Possibly depending on the application you use to print and the printer driver. Acrobat has some unexpected behaviours when printing.
- [deleted]
- [deleted]
> I’ve used bad redaction to my advantage at work to make money
You've certainly piqued my curiosity. Can you say any more?
I sell construction work. Sometimes my customers will have me price up something that someone else priced to them and they will send me a competitor’s redacted scope letter with the pricing blanked out so I can bid ‘apples to apples’ aka the same scope of work.
I’ve unredacted proposals using the ‘unflatten’ command in Bluebeam Revu (which is by far the best PDF editor) which allowed me to underbid my competitor and win the job (and at a higher price than I would’ve submitted).
Definitely an ethical grey area, but an edge is an edge ;)
I really don't think this is grey, I think these cases have clear legal implications, though I'm not a lawyer. You are circumventing redaction, regardless of how boneheaded it is, the intent was clear.
I'd not do this if I were you.
The information was in the document they sent me, they should’ve removed it completely if they didn’t want me to see it. The situation is identical to them mailing me a paper copy with a black piece of paper scotch taped over the price.

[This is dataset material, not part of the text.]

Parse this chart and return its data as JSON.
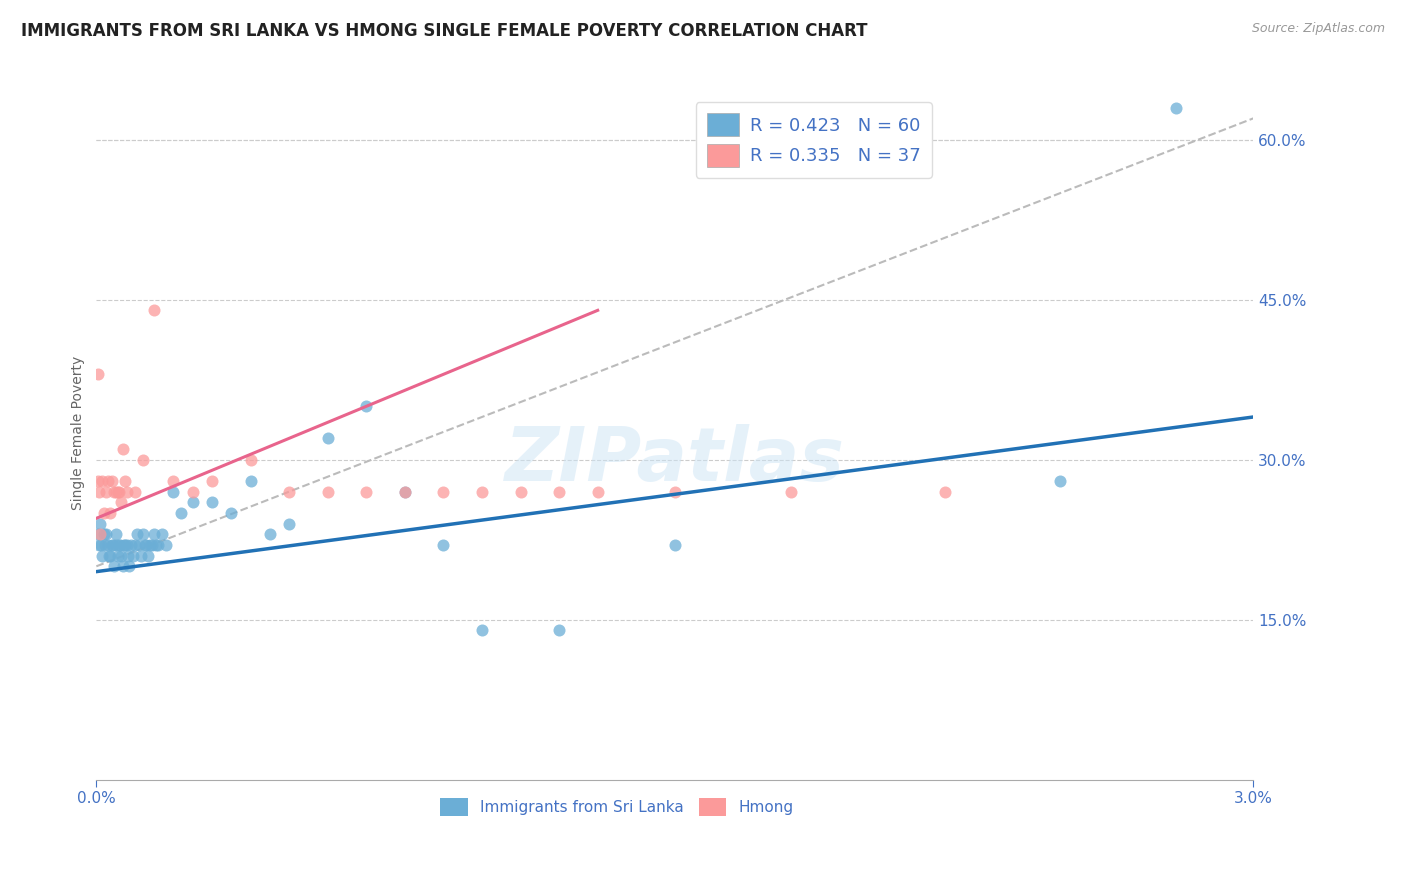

There are zero legal implications, it was a private contract. My customers regularly tell me the exact price that my competitors have submitted to them and that isn’t illegal.
Probably there are legal implications for attorneys circumventing redaction in legal documents but construction proposal letters have no protections against unredaction.
Morally gray, sure.
Legally, I can't see what's wrong with using information that you have, even if the other party didn't intend for you to have it. Lawyers themselves will use information in court that was accidentally sent to them by a counter-party, and that the other lawyer never intended them to have.
It may be technically an issue with some government bids, if you need to file an affidavit certifying you had no such knowledge.
But how would they prove it? And, doing so would reveal that they fucked up in the first place by sending it to you.
- [deleted]
I would be really surprised if there was a law against this, and even if there was who really cares? As long as you don't make it super obvious (like consistently bid 1p under the competition) nobody will know.
There's no way there's a legal case that can be made against him imo
Probably trading of some sort?
I should go sell to an intelligence agency a malicious PDF editor that covertly shares the plain text version any time someone uses the block out tool.
There are billions of PDF files out there, but the ones are being redacted are the most valuable of the lot.
Did they mean to redact though? The slide makes it seem like they are hidden because they are being adjusted, not because they are secret.